Между миром тем и этим. Рассказы белорусского алкоголика - страница 2



Наконец добрались. Миша бросил меня на первую же скамейку, почти заполненную больными казаками, и пошел искать врача-травматолога.

Я огляделся и прочел: «Адыгелар болгурды кумакды[1]…» – и далее еще строк пять убористого текста, не менее интересного и захватывающего. Правда, к сожалению, непонятного. Но вскоре все выяснилось – рядом с текстом я увидел перевод: «Министерство здравоохранения. Адыгейская советская автономная республика. Центральная поликлиника».

…Травматолог оказался очень приятным человеком. Он нам объяснил, что мы попали в поликлинику этой самой Адыгеи, столицей которой, оказывается (!), и есть город Краснодар. О казаках я еще слышал, но чтобы об адыгейцах!..

Сам доктор оказался вовсе не адыгейцем, а русским, возможно, даже белорусом, потому что был родом со Смоленщины, а это, как известно, исторически белорусские земли.

Может быть, наше землячество и настроило последующий разговор если не на лирический лад, то на дружеский, полный ностальгических воспоминаний, так как мой спаситель, адыгейский доктор Александр Григорьевич, кончил в свое время Минский медицинский институт.

Однако с ногой дела были не так утешительны, как сведения о том, что минские медики работают в 110 странах и везде показывают самые высокие знания и мастерство. Высшая школа белорусских медиков в лице Александра Григорьевича и адыгейского рентгена позволили быстро поставить диагноз: травма, полученная пациентом А. Кулоном, представляет собой «разрыв связок лодыжки» и требует срочной госпитализации либо «приведения травмированной части тела в полную недвижимость сроком от одного до двух месяцев».

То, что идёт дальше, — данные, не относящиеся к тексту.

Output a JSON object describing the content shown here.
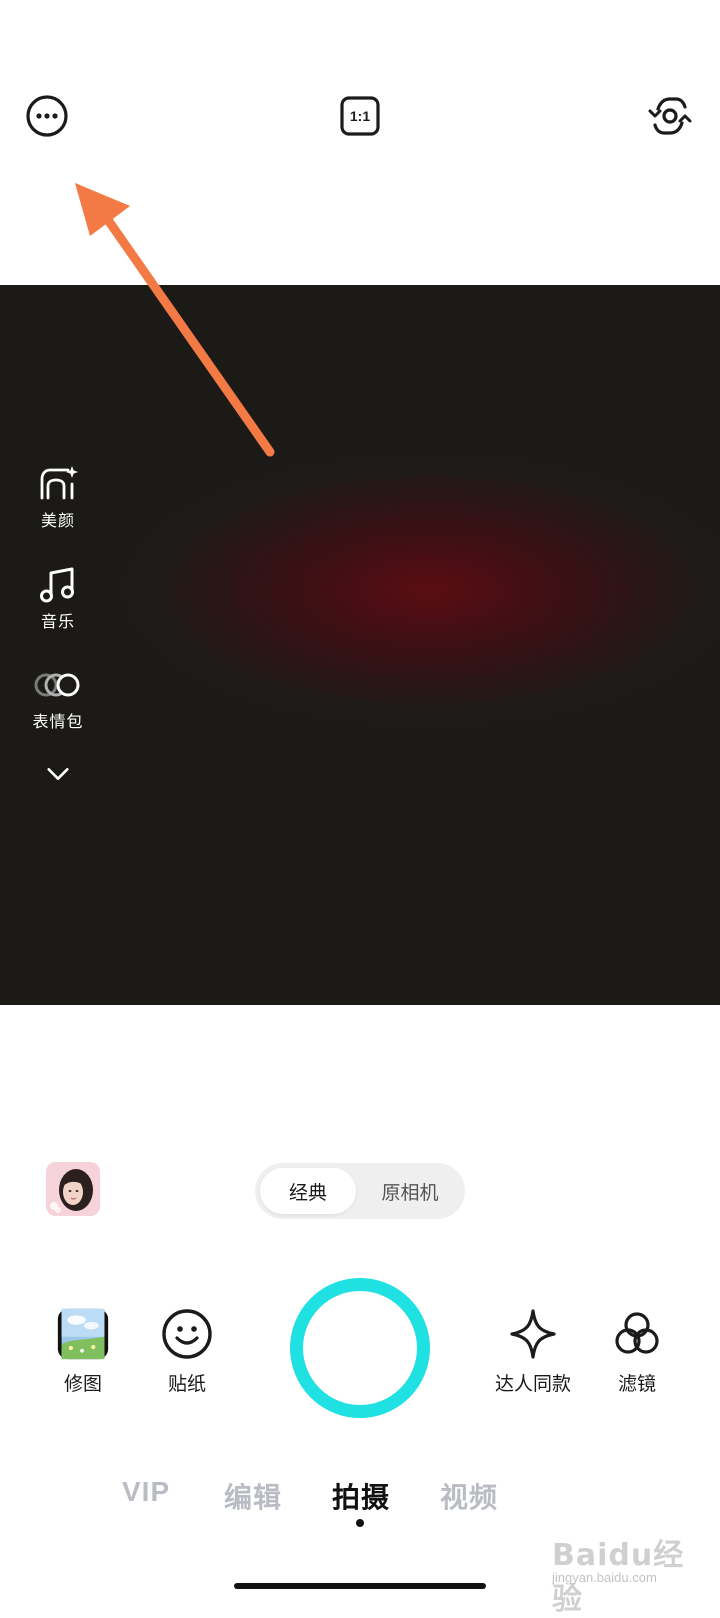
{
  "top_bar": {
    "more_icon": "more-horizontal-icon",
    "ratio_label": "1:1",
    "flip_icon": "camera-flip-icon"
  },
  "annotation": {
    "arrow_color": "#f37a45",
    "arrow_icon": "pointer-arrow"
  },
  "side_tools": [
    {
      "label": "美颜",
      "icon": "beauty-face-icon"
    },
    {
      "label": "音乐",
      "icon": "music-note-icon"
    },
    {
      "label": "表情包",
      "icon": "sticker-circles-icon"
    },
    {
      "label": "",
      "icon": "chevron-down-icon"
    }
  ],
  "mode_switch": {
    "active": "经典",
    "inactive": "原相机"
  },
  "tools": {
    "edit_photo": "修图",
    "stickers": "贴纸",
    "same_style": "达人同款",
    "filters": "滤镜"
  },
  "shutter": {
    "color": "#1fe1e2"
  },
  "tabs": [
    {
      "label": "VIP",
      "active": false
    },
    {
      "label": "编辑",
      "active": false
    },
    {
      "label": "拍摄",
      "active": true
    },
    {
      "label": "视频",
      "active": false
    }
  ],
  "watermark": {
    "main": "Baidu经验",
    "sub": "jingyan.baidu.com"
  }
}
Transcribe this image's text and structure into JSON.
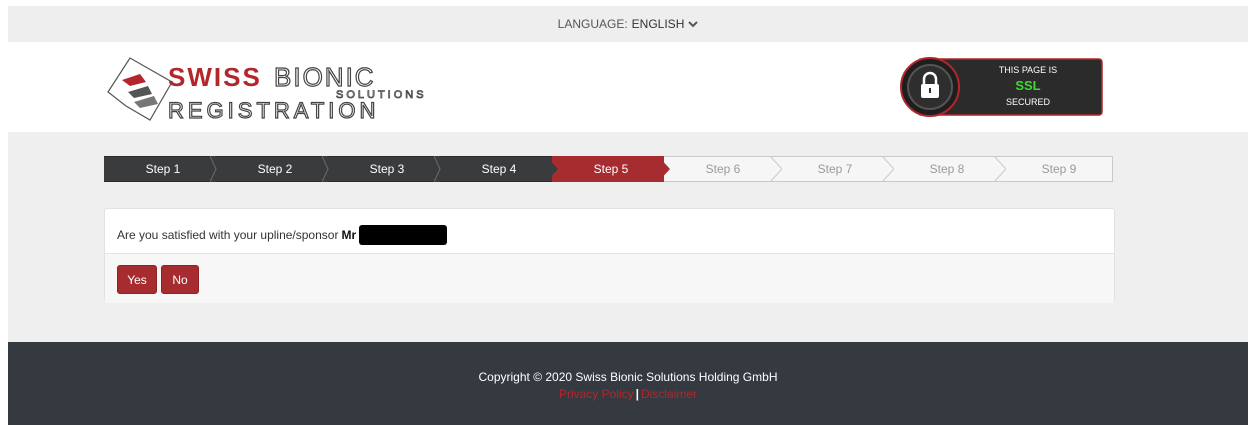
{
  "topbar": {
    "language_label": "LANGUAGE:",
    "language_value": "ENGLISH"
  },
  "header": {
    "logo": {
      "line1a": "SWISS",
      "line1b": "BIONIC",
      "line2": "SOLUTIONS",
      "line3": "REGISTRATION"
    },
    "ssl": {
      "line1": "THIS PAGE IS",
      "line2": "SSL",
      "line3": "SECURED"
    }
  },
  "steps": [
    {
      "label": "Step 1",
      "state": "done"
    },
    {
      "label": "Step 2",
      "state": "done"
    },
    {
      "label": "Step 3",
      "state": "done"
    },
    {
      "label": "Step 4",
      "state": "done"
    },
    {
      "label": "Step 5",
      "state": "active"
    },
    {
      "label": "Step 6",
      "state": "todo"
    },
    {
      "label": "Step 7",
      "state": "todo"
    },
    {
      "label": "Step 8",
      "state": "todo"
    },
    {
      "label": "Step 9",
      "state": "todo"
    }
  ],
  "question": {
    "text": "Are you satisfied with your upline/sponsor",
    "title": "Mr"
  },
  "buttons": {
    "yes": "Yes",
    "no": "No"
  },
  "footer": {
    "copyright": "Copyright © 2020 Swiss Bionic Solutions Holding GmbH",
    "privacy": "Privacy Policy",
    "separator": "|",
    "disclaimer": "Disclaimer"
  },
  "colors": {
    "accent": "#a62c30",
    "dark_step": "#3a3b3c",
    "footer_bg": "#343a40",
    "ssl_green": "#3ddc2f"
  }
}
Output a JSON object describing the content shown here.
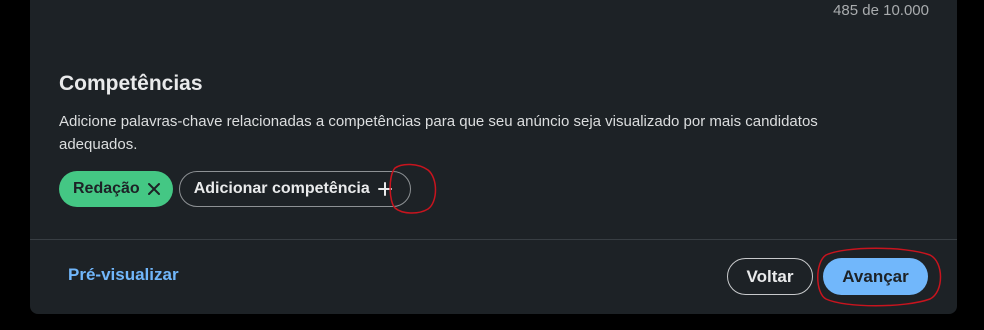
{
  "description_field": {
    "char_count": "485 de 10.000"
  },
  "skills": {
    "title": "Competências",
    "description": "Adicione palavras-chave relacionadas a competências para que seu anúncio seja visualizado por mais candidatos adequados.",
    "selected": [
      {
        "label": "Redação",
        "icon": "close-icon"
      }
    ],
    "add_label": "Adicionar competência",
    "add_icon": "plus-icon"
  },
  "footer": {
    "preview_label": "Pré-visualizar",
    "back_label": "Voltar",
    "next_label": "Avançar"
  },
  "colors": {
    "card_bg": "#1d2226",
    "chip_green": "#44c784",
    "link_blue": "#71b7fb",
    "primary_button": "#71b7fb",
    "annotation_red": "#c8141e"
  }
}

Одним словом, мне наложили гипс на левую ногу: от ступни до колена.

– Как же вы получили такой сильный удар? – спросил доктор. – Мне же надо в истории болезни подробно описать происшествие. А может, вас кто избил? Тогда надо в милицию сообщить.

– Нет, никто не бил, – испугался я. И начал лихорадочно насиловать остатки своих пропитых мозгов с целью отыскания правдоподобной гипотезы. «На работе, в здании института, был ремонт, и я поскользнулся, так как опаздывал…» – мелькнула мысль и сразу угасла. «Нет, тогда бы я в Минске начал лечиться… Нужно, чтобы по дороге…»

И тут меня как осенило:

– В Минске был дождь, и при посадке, когда я поднимался по трапу самолета, поскользнулся и упал. Упал на колесо самолета прямо этой ногой, – показывая пальцем на ногу, отрапортовал я, будто бы подать с трапа было моим обычным занятием.

– Хорошо что не головой, – сочувственно покачал головой Александр Григорьевич.

– Или еще чем, – захохотал Миша, который все время молча наблюдал за нашим диалогом.

Интересно, версия падения с трапа потом настолько вошла в мое сознание, что я в нее сам поверил. С течением времени я все более явно и отчетливо видел тот чертов трап, видел его неровные ступеньки и почти физически, реально ощущал страх, представляя, как левая нога соскользнула и поехала в сторону, а правая, в стремлении удержать равновесие, вдруг дрогнула и пошла вверх, а я сам в следующий момент отрываюсь и лечу вниз – и падаю прямо на колесо самолета, со всего размаху ударившись ногой о шину…

Где-то через час мою ногу до колена упаковали в гипс.

– Кра-са-ве'ц! – сказал Миша, осмотрев мою «обновку», и смачно плюнул. – Вот послал Бог коллегу-напарника… Калеку-напарника! Вот послал!..

Затем он фактически принес меня в нашу краснодарскую квартиру и, даже не присев, подался, в конце концов, по месту нашего назначения – в университет.